La réforme du diagnostic de performance énergétique bouleverse le marché immobilier français. En modifiant le coefficient de conversion de l’électricité, le gouvernement fait basculer 850 000 logements vers une meilleure classe énergétique. Une décision qui soulage les propriétaires de petites surfaces chauffées à l’électricité, mais qui ne règle pas tout.
Depuis son entrée en vigueur, le nouveau mode de calcul du DPE fait couler beaucoup d’encre. Le coefficient de conversion de l’énergie primaire pour l’électricité passe de 2,3 à 1,9. Derrière ce chiffre technique se cache un impact très concret : des centaines de milliers de logements jusque-là classés F ou G se retrouvent en catégorie E ou D.
Qui sont les grands gagnants ?
Les appartements de moins de 40 m² chauffés à l’électricité sont les premiers bénéficiaires. Ces logements, souvent des studios ou des deux-pièces en centre-ville, étaient pénalisés par l’ancien calcul qui surévaluait la consommation d’énergie primaire de l’électricité. Avec le nouveau coefficient, un studio classé F peut passer en E, voire en D.
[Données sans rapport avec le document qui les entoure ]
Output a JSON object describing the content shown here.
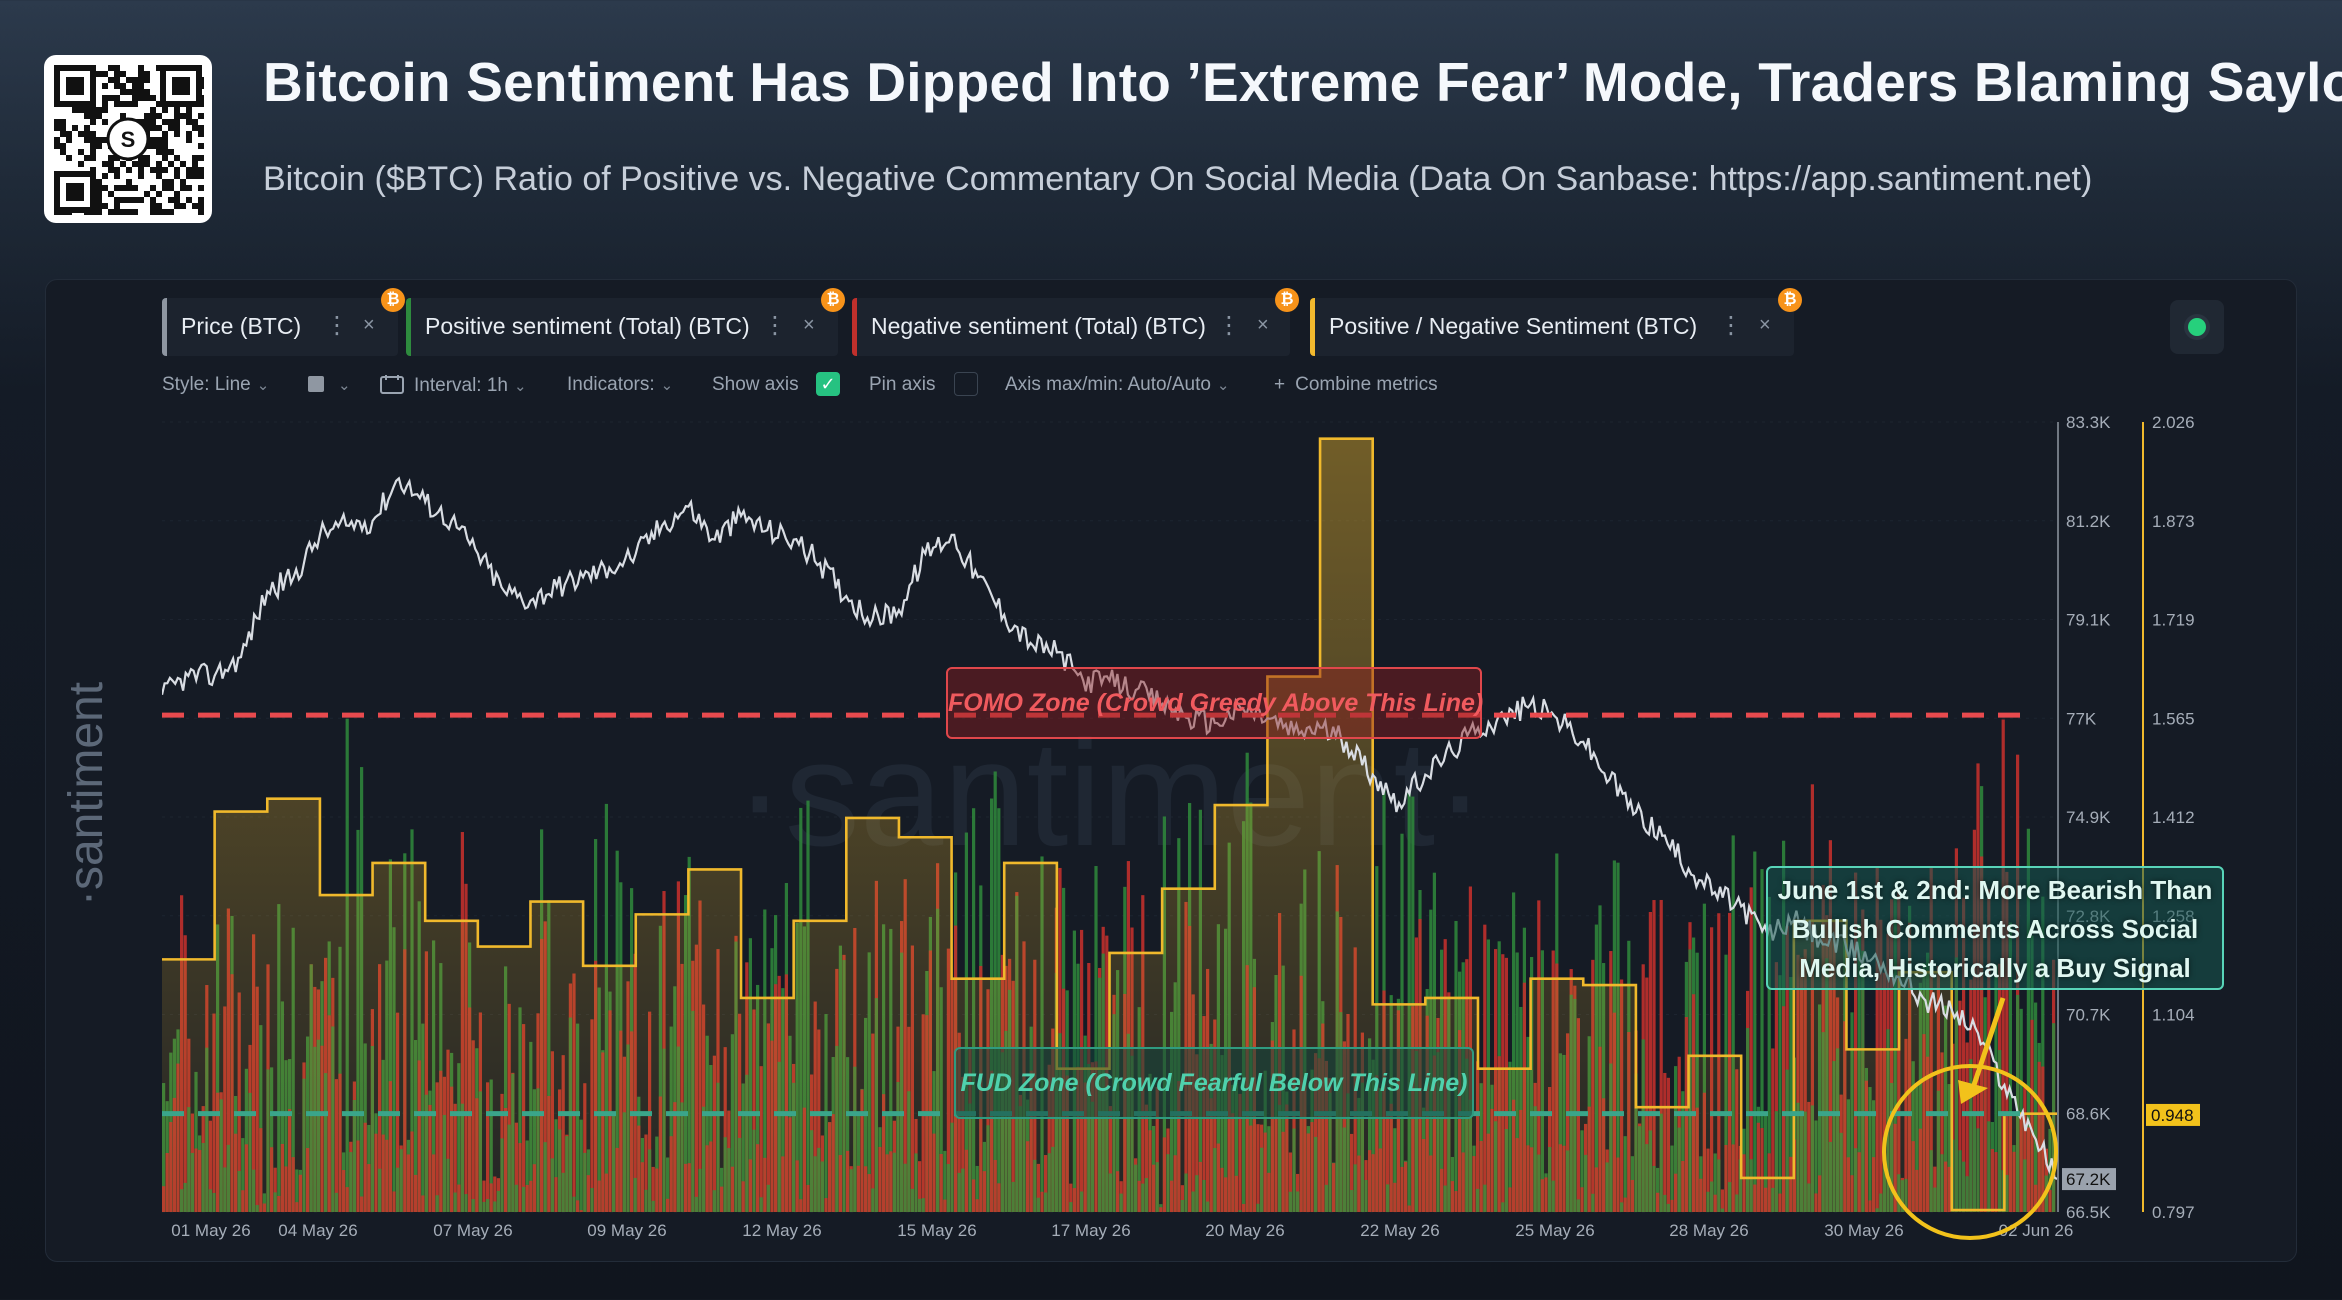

Pour les propriétaires bailleurs, c’est un soulagement direct. Les logements classés G sont interdits à la location depuis janvier 2025. Ceux classés F le seront à partir de 2028. Chaque classe gagnée repousse l’échéance et évite des travaux de rénovation parfois estimés à 15 000 ou 20 000 euros.
Ce que ça change pour les locataires
Du côté des locataires, le tableau est plus nuancé. Un logement reclassé de G en F ou de F en E reste souvent mal isolé dans les faits. Le confort thermique ne s’améliore pas par un simple changement d’étiquette. Les factures d’énergie restent élevées, même si le logement n’est plus considéré comme une passoire thermique au sens réglementaire.
Les associations de défense des locataires pointent le risque d’un effet d’aubaine. Des propriétaires pourraient renoncer à des travaux devenus non obligatoires, alors que le logement mériterait une vraie rénovation thermique.
Les logements G toujours dans le viseur
Malgré la reclassification, environ 600 000 logements restent en catégorie G après la réforme. Pour leurs propriétaires, l’interdiction de location est effective depuis le 1er janvier 2025. Seules solutions : engager des travaux de rénovation énergétique ou vendre le bien. Les diagnostiqueurs constatent une hausse des demandes de DPE depuis le début de l’année, signe que les propriétaires prennent la mesure de l’urgence.
Le coût d’un DPE se situe entre 100 et 250 euros selon la taille du logement. Un nouveau diagnostic est nécessaire pour bénéficier du recalcul avec le coefficient révisé — les anciens DPE ne sont pas automatiquement mis à jour.
Vendre ou rénover : le dilemme des propriétaires
Sur le marché de la vente, les passoires thermiques subissent une décote estimée entre 5 et 15 % selon les régions. Dans les grandes métropoles, l’impact reste modéré grâce à la forte demande. En zone rurale ou dans les villes moyennes, la décote peut atteindre 20 %, rendant certains biens difficilement vendables.
Pour les propriétaires qui choisissent de rénover, le cumul MaPrimeRénov’ et CEE permet de financer une part significative des travaux. Mais les délais d’obtention des aides et la pénurie d’artisans RGE dans certaines régions allongent les chantiers. Un paramètre à intégrer dans le calendrier, surtout avec l’échéance de 2028 pour les logements F.